I would like to use df.groupby()
in combination with apply()
to apply a function to each row per group.
I normally use the following code, which usually works (note, that this is without groupby()
):
df.apply(myFunction, args=(arg1,))
With the groupby()
I tried the following:
df.groupby('columnName').apply(myFunction, args=(arg1,))
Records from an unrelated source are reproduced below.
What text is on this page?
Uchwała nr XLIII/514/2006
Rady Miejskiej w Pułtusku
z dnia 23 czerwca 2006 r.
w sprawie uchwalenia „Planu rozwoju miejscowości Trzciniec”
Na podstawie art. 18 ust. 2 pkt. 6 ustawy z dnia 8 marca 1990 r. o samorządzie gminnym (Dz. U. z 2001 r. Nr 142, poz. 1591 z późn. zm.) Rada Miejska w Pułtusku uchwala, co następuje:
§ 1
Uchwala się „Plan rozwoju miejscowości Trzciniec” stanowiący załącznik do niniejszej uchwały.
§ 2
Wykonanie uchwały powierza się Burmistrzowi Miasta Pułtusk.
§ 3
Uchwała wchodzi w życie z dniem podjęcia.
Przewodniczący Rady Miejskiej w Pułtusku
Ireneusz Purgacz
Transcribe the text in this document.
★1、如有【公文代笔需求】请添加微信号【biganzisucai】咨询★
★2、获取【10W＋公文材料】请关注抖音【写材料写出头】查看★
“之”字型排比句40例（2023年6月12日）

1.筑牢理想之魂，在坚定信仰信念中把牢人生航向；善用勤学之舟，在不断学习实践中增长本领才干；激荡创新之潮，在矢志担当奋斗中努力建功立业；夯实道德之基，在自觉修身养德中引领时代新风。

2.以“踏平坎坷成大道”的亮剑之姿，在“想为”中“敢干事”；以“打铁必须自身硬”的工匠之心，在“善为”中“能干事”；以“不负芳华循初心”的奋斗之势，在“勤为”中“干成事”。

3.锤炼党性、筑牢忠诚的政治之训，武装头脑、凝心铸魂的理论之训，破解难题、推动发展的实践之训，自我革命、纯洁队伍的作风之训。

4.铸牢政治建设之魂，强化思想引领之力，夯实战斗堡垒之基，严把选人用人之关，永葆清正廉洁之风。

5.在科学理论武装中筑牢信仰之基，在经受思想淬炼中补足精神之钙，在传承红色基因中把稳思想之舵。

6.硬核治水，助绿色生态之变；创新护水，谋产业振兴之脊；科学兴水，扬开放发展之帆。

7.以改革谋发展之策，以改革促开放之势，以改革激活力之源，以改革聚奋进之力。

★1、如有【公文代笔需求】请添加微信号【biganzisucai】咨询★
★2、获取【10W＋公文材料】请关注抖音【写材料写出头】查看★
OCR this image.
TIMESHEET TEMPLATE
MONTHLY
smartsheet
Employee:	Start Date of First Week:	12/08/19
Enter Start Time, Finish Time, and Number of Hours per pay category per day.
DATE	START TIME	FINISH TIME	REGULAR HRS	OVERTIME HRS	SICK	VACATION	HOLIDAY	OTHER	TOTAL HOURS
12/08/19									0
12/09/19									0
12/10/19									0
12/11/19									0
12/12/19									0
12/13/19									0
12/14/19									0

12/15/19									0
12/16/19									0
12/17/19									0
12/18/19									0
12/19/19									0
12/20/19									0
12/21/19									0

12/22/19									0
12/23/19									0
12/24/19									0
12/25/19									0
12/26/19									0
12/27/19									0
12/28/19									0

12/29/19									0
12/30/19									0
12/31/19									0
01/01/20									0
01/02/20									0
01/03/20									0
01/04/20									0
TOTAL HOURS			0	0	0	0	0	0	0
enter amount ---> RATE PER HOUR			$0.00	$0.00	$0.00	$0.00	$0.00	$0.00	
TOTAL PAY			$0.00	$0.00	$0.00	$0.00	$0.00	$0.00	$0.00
However, I get the following error:
TypeError: myFunction() got an unexpected keyword argument 'args'
Hence, my question is: How can I use groupby()
and apply()
with a function that needs arguments?
pandas.core.groupby.GroupBy.apply
does NOT have named parameter args
, but pandas.DataFrame.apply
does have it.
So try this:
df.groupby('columnName').apply(lambda x: myFunction(x, arg1))
or as suggested by @Zero:
df.groupby('columnName').apply(myFunction, ('arg1'))
Demo:
In [82]: df = pd.DataFrame(np.random.randint(5,size=(5,3)), columns=list('abc'))
In [83]: df
Out[83]:
a b c
0 0 3 1
1 0 3 4
2 3 0 4
3 4 2 3
4 3 4 1
In [84]: def f(ser, n):
...: return ser.max() * n
...:
In [85]: df.apply(f, args=(10,))
Out[85]:
a 40
b 40
c 40
dtype: int64
when using GroupBy.apply
you can pass either a named arguments:
In [86]: df.groupby('a').apply(f, n=10)
Out[86]:
a b c
a
0 0 30 40
3 30 40 40
4 40 20 30
a tuple of arguments:
In [87]: df.groupby('a').apply(f, (10))
Out[87]:
a b c
a
0 0 30 40
3 30 40 40
4 40 20 30